DHMême si Denis Hennequin, le PDG du groupe Accor, a renvoyé à la publication des résultats annuels pour 2012, en février prochain, la divulgation de ses objectifs, il a levé hier un coin de voile sur son plan à horizon 2016, à l'occasion de la publication des comptes pour le premier semestre.

Le groupe, qui va encore accélérer la transformation de son modèle économique, prévoit que ses hôtels en filiale, y compris - ce qui est nouveau -ceux sujets à des contrats de location avec un loyer variable, représentent 20 % du parc en 2016, la franchise et les contrats de management ayant respectivement une part de 40 %, contre 25 % et 31 % à la fin juin.

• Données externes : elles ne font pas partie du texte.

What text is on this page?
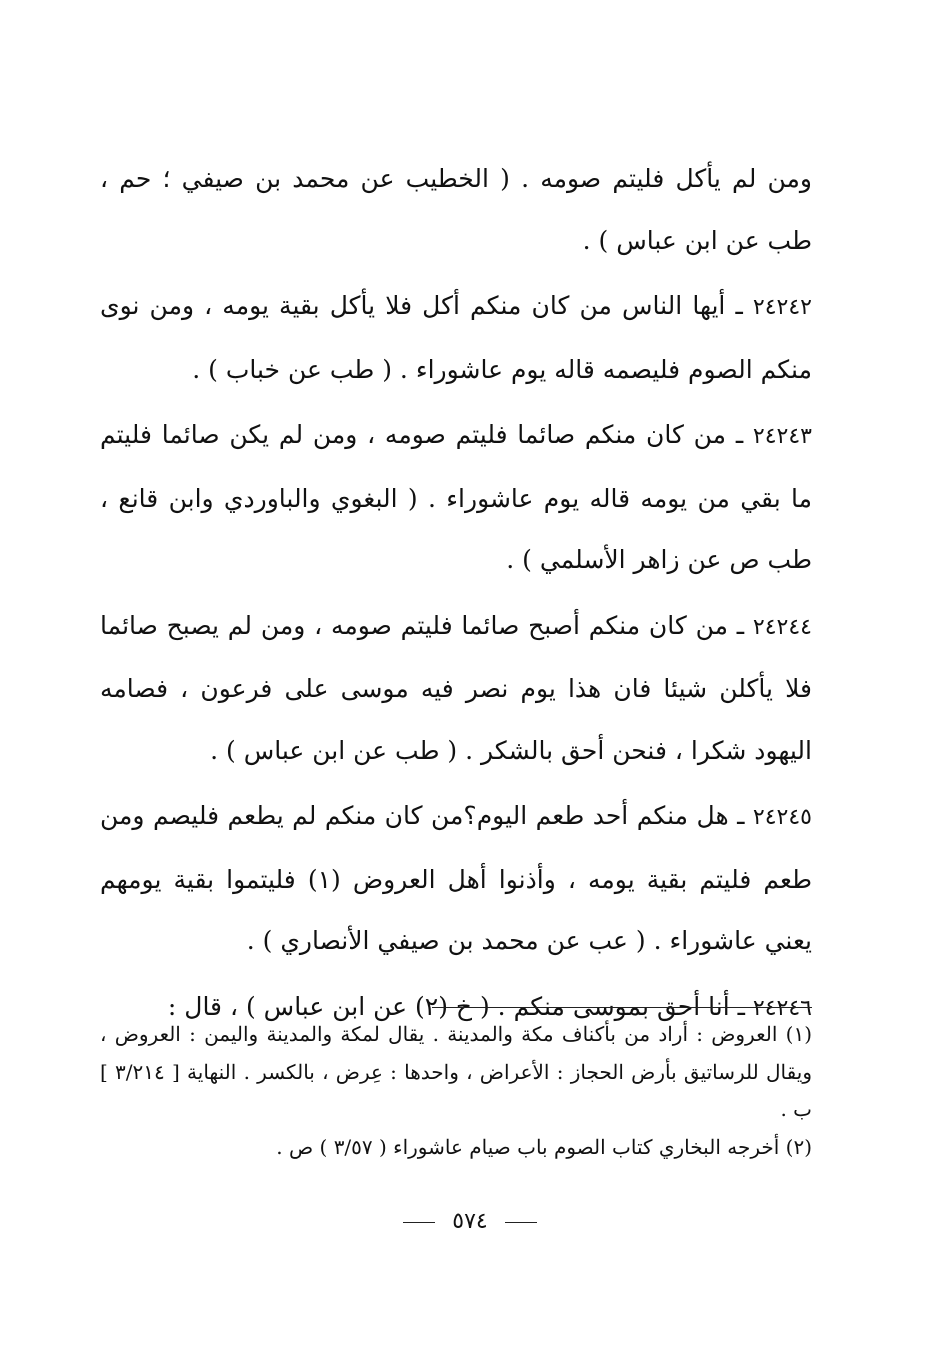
ومن لم يأكل فليتم صومه . ( الخطيب عن محمد بن صيفي ؛ حم ، طب عن ابن عباس ) .

٢٤٢٤٢ ـ أيها الناس من كان منكم أكل فلا يأكل بقية يومه ، ومن نوى منكم الصوم فليصمه قاله يوم عاشوراء . ( طب عن خباب ) .

٢٤٢٤٣ ـ من كان منكم صائما فليتم صومه ، ومن لم يكن صائما فليتم ما بقي من يومه قاله يوم عاشوراء . ( البغوي والباوردي وابن قانع ، طب ص عن زاهر الأسلمي ) .

٢٤٢٤٤ ـ من كان منكم أصبح صائما فليتم صومه ، ومن لم يصبح صائما فلا يأكلن شيئا فان هذا يوم نصر فيه موسى على فرعون ، فصامه اليهود شكرا ، فنحن أحق بالشكر . ( طب عن ابن عباس ) .

٢٤٢٤٥ ـ هل منكم أحد طعم اليوم؟من كان منكم لم يطعم فليصم ومن طعم فليتم بقية يومه ، وأذنوا أهل العروض (١) فليتموا بقية يومهم يعني عاشوراء . ( عب عن محمد بن صيفي الأنصاري ) .

٢٤٢٤٦ ـ أنا أحق بموسى منكم . ( خ (٢) عن ابن عباس ) ، قال :

(١) العروض : أراد من بأكناف مكة والمدينة . يقال لمكة والمدينة واليمن : العروض ، ويقال للرساتيق بأرض الحجاز : الأعراض ، واحدها : عِرض ، بالكسر . النهاية [ ٣/٢١٤ ] ب .

(٢) أخرجه البخاري كتاب الصوم باب صيام عاشوراء ( ٣/٥٧ ) ص .

٥٧٤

De fait, Accor a quasiment réalisé son plan pour 2015 puisque la franchise, les contrats de management et de location avec un loyer variable représentent 78 % du parc à la fin juin, à comparer à un objectif de 80 % en... 2015. Avec sa feuille de route pour 2016, Accor tire aussi, au passage, un trait sur la notion d'« asset right » -à savoir la mise en place d'un mode de détention des actifs hôteliers différencié selon les marchés et les catégories qu'avait lancés l'ancien PDG Gilles Pélisson, au profit de la seule notion - plus claire -d'« asset light ». « C'est la fin d'une ambiguïté », reconnaît Denis Hennequin qui souligne que les coûts de maintenance d'un hôtel exploité avec un contrat à un loyer variable est comparable à ceux d'une unité en pleine propriété.

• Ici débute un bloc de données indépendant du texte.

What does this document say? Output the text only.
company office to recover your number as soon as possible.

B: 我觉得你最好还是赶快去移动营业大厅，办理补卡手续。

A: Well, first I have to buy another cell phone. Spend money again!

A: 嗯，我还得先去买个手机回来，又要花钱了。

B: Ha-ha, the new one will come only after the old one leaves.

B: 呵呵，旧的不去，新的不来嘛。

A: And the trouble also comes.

Une direction du patrimoine

Le nouveau plan d'Accor s'accompagnera de l'instauration, en 2013, d'une direction du patrimoine qui « rassemblera tous les métiers liés à l'immobilier ». Elle complétera l'organisation par marque déjà annoncée pour le 1er janvier prochain. A contrario, l'hypothèse de la séparation entre le parc et le métier d'opérateur avec la création d'une société foncière, pour laquelle a milité Colony Capital au sein du conseil d'administration à la fin de l'année dernière afin de « doper » le cours de Bourse, est enterrée. « On ne le fera pas. Ce serait contre-productif », a déclaré hier Denis Hennequin. « Le conseil d'administration soutient la position du management », a-t-il ajouté.

Reste une inconnue : l'évolution de la conjoncture alors qu'Accor connaît un développement record et ne constate pas « à ce stade de signe tangible d'inflexion de la demande », hors l'Europe du Sud.

Au premier semestre, ses résultats ont été solides avec un résultat d'exploitation de 212 millions d'euros, à comparer à 204 millions au 30 juin 2011 avec le retraitement comptable lié à la cession de Motel 6, pour un chiffre d'affaires de 2,7 milliards à l'étale. Accor accuse toutefois un déficit net part du groupe de 532 millions, contre un profit de 41 millions, en raison d'une perte comptable de 612 millions, inhérente à la vente de Motel 6. En conséquence, le groupe s'achemine vers une perte pour l'exercice 2012 malgré l'amélioration de sa performance opérationnelle. Sa direction prévoit un résultat d'exploitation compris entre 510 et 530 millions, versus 515 millions.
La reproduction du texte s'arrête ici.